3/4. Going through the situation with my husband’s family and realizing several things.
3. My husband is truly an amazing man. I have watched him, over and over and over again, find himself in a spot where he has to choose what he becomes and he has always chosen to make something more of himself. Even as we have gone through periods of grief and all that the grief-cycle entails, he has come out stronger in the end. He seeks after God’s will, and is humble enough to recognize his own faults and his own problems areas that he needs to work on – and then works on changing them. I saw this happen in our marital relationship early on, and as this whole nastiness has gone on with his family, he has simply continued to grow and develop more and more openly into the man that I knew was there. I am proud of my husband even if it has taken hurt and frustration to get to this point.

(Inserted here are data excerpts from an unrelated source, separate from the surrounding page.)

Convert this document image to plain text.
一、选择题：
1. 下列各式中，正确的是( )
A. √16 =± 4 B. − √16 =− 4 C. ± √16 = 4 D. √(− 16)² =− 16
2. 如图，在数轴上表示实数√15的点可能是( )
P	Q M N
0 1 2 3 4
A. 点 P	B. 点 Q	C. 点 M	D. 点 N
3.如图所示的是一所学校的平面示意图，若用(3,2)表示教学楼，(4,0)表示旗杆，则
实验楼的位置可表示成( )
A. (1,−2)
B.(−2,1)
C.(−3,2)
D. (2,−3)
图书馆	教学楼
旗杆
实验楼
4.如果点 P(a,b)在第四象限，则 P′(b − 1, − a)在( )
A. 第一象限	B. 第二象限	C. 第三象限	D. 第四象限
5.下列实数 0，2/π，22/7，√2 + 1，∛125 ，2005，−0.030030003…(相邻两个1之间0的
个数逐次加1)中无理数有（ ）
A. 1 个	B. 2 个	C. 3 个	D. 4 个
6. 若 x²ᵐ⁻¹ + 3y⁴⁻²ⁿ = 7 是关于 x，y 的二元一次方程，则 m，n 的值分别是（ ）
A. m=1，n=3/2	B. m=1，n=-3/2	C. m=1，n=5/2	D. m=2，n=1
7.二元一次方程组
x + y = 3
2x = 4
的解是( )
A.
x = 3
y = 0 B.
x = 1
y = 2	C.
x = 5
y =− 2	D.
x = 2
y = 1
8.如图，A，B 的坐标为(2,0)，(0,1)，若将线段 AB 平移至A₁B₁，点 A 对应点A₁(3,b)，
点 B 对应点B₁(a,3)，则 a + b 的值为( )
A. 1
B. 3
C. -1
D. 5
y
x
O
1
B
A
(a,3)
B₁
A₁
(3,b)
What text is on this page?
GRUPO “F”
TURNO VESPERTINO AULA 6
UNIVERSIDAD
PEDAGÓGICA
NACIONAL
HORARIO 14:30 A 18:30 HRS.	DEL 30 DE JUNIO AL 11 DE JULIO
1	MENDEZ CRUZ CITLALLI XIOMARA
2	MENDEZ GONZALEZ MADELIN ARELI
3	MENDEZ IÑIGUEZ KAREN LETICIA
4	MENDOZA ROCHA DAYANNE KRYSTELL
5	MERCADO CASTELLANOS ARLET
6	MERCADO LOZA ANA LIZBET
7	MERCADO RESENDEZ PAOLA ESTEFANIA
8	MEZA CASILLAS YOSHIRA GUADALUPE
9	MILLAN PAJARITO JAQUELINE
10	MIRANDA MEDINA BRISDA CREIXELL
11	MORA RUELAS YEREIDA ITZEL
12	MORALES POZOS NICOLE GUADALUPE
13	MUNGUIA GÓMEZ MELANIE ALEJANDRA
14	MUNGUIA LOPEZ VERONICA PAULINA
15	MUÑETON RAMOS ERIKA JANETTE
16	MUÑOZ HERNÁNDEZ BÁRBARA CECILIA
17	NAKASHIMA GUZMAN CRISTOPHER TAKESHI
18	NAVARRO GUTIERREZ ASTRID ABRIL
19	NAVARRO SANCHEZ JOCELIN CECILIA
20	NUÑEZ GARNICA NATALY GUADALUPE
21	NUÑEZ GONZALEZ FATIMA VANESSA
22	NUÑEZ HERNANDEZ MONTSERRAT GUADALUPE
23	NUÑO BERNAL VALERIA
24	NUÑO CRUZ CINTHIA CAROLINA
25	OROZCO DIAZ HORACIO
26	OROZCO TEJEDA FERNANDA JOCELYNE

4. This ties into my first Interesting thing and number three, and actually, I saw this as a common theme throughout everybody’s comments. This is a lesson I have been aware of my entire life, but this past year has really brought home the truth and reality of this to me. God is in control. Even when things seem so confusing, out of control, hurtful, pointless, painful, whatever you want to call it. He is always there. This situation has brought my husband and I closer together, we know it has brought us closer to God, we feel that we are finally getting a glimpse of what God has in store for us for our futures, it has caused us to begin to root out of lives certain behaviors, beliefs, and attitudes that are not right and not what God would have us live under. And it has begun to help us put new, strong, roots deeper and deeper into the foundation of God. Do I like the circumstances under which all this has come about? No. Are the years of tears and hurt and anger worth this? Definitely. Do I pray that reconciliation and understanding will come to exist within his family? Absolutely. Will we continue to grow in God and become stronger people and family together if it doesn’t? I pray to God, we will.

I love traditions like this; things that bring together a family. Not expensive, not flamboyant, but sharing of ideas, focusing in on one another's lives, learning to see each other in a new way.